Macrophage polarization in tissue fibrosis

Abstract

Fibrosis can occur in all major organs with relentless progress, ultimately leading to organ failure and potentially death. Unfortunately, current clinical treatments cannot prevent or reverse tissue fibrosis. Thus, new and effective antifibrotic therapeutics are urgently needed. In recent years, a growing body of research shows that macrophages are involved in fibrosis. Macrophages are highly heterogeneous, polarizing into different phenotypes. Some studies have found that regulating macrophage polarization can inhibit the development of inflammation and cancer. However, the exact mechanism of macrophage polarization in different tissue fibrosis has not been fully elucidated. This review will discuss the major signaling pathways relevant to macrophage-driven fibrosis and profibrotic macrophage polarization, the role of macrophage polarization in fibrosis of lung, kidney, liver, skin, and heart, potential therapeutics targets, and investigational drugs currently in development, and hopefully, provide a useful review for the future treatment of fibrosis.

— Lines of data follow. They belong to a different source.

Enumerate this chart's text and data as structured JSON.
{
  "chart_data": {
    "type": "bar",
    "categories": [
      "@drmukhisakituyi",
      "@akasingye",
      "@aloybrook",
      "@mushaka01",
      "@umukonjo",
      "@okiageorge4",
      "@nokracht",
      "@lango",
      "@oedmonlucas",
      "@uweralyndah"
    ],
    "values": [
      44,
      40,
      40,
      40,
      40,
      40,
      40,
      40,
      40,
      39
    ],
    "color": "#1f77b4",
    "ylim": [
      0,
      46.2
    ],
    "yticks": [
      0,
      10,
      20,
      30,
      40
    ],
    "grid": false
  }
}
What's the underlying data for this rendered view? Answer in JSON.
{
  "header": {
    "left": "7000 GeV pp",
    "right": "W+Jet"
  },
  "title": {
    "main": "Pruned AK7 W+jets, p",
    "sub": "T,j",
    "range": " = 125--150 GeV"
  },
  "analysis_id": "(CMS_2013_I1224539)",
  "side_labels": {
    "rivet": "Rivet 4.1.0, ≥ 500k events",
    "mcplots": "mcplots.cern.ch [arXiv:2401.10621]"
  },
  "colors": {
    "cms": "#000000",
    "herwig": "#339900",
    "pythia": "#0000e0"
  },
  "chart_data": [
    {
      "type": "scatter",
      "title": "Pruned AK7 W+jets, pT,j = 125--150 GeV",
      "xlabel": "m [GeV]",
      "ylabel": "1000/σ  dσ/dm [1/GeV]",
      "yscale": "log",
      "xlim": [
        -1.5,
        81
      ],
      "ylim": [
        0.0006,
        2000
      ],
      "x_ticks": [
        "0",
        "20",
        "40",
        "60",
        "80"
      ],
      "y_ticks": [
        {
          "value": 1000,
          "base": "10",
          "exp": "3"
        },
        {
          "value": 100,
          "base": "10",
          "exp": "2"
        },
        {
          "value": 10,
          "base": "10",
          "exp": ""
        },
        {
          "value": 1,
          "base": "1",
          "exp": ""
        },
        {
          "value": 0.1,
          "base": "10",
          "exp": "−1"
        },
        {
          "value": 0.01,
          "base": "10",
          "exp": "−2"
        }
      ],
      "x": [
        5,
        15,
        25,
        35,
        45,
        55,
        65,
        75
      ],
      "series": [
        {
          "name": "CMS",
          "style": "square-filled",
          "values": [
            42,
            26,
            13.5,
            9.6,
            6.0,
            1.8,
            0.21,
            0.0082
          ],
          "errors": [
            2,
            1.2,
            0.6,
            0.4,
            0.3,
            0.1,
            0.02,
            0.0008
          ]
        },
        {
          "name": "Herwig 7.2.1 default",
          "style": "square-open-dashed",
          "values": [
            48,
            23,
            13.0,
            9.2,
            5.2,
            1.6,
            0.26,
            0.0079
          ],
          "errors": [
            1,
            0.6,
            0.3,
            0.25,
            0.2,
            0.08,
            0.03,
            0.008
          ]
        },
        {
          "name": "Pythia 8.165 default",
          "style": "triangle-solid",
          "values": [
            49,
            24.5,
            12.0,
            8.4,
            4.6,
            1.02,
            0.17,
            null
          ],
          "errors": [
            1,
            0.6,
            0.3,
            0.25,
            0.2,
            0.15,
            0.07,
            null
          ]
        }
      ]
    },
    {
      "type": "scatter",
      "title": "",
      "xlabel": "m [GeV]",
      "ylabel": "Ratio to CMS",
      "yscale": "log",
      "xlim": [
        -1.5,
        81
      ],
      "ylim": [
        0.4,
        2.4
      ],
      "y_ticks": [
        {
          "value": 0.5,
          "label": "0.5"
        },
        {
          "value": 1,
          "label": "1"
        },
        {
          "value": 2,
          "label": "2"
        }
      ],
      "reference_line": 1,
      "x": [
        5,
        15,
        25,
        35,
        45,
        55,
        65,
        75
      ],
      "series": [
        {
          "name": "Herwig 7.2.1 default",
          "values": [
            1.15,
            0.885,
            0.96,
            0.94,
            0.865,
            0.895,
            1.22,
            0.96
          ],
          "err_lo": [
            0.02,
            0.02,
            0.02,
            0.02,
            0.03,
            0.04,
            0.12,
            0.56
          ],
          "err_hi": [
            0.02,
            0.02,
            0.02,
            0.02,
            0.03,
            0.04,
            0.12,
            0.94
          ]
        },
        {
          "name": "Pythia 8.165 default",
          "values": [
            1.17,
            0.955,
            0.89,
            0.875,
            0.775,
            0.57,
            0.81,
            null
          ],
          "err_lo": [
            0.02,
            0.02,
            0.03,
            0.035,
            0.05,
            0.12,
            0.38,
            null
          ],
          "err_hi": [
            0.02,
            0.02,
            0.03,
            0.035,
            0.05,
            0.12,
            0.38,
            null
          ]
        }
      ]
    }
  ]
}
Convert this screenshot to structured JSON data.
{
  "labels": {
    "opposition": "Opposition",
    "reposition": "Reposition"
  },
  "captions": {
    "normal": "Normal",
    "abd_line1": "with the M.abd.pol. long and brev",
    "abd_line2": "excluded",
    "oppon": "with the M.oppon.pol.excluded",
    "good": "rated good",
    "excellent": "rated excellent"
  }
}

Keywords: Cardiac fibrosis; Kidney fibrosis; Liver fibrosis; Lung fibrosis; Macrophage polarization; Myofibroblasts; Skin fibrosis; Type 2 macrophage.

Figure 1. The major fibrosis-related signaling patnways.

Some signaling pathways are associated with tissue fibrosis, such as TGF-β/Smad, Wnt/β-Catenin, JAK/STAT3, and Notch which regulate target gene transcription, ECM production and transformation of different cells into myofibroblasts to lead to tissue fibrosis.

Figure 2. Macrophages in lung fibrosis.

After damage of alveolar epithelial cells, monocytes are activated by MCP-1 chemotaxis and further differentiated into M1 and M2 macrophages under the action of inflammatory factors. M1 macrophages secrete TNF-α, IL-6 and IL-23 to promote inflammation, and also produce MMP to degrade ECM. The secretion of TGF-β, IL-4, IL-13 and Wnt7 by M2 macrophages makes fibroblasts, endothelial cells and MSC transdifferentiate into myofibroblasts, producing ECM and leading to pulmonary fibrosis. Profibrotic TREM2CD206 and PLA2G7^high macrophage.

Figure 3. Macrophages in kindey fibrosis.

After kidney injury, locally released CCL2 recruits CCR2+/Ly6C^high monocyte/macrophages to the injured site, leading to local inflammatory response. Under the mediation of different signaling pathways macrophages are polarized to M1 and M2, which produce a variety of cytokines to maintain inflammation, activate fibroblasts, MMT, EMT and hypoxia-induced fibrosis.

Figure 4. Macrophages in liver fibrosis.

Kupffer cell is an inherent macrophage in hepatic sinusoids. When hepatocytes are damaged, inflammatory mediators such as chemokines are produced, and monocytes/macrophages are recruited into the tissues. The proliferation of myofibroblasts and the activation of resting HSC resulted in excessive deposition of ECM leading to liver fibrosis. A novel TERM2CD9 macrophage subsets promotes collagen formation by HSC and causes liver fibrosis. Moreover, monocytes/macrophages are also involved in fibrosis regression by secreting MMP9 or polarizing into M2b macrophages.

Figure 5. Macrophages in skin fibrosis.

M2 macrophages not only secrete cytokines such as IL-6 and TGF-β to promote the proliferation and migration of skin fibroblasts, but also produce PDGF and IGF to transform adipose cells into myofibroblasts, resulting in excessive deposition of collagen, and eventually leading to skin fibrosis.

Figure 6. Macrophages in cardiac fibrosis.

M1 macrophages produce inflammatory cytokines to promote inflammatory response, which can also be converted into M2 macrophages to participate in the process of fibrosis. M2 macrophages differentiate into myofibroblasts, activate cardiac fibroblasts and promote coronary endothelial cells to transform into myofibroblasts.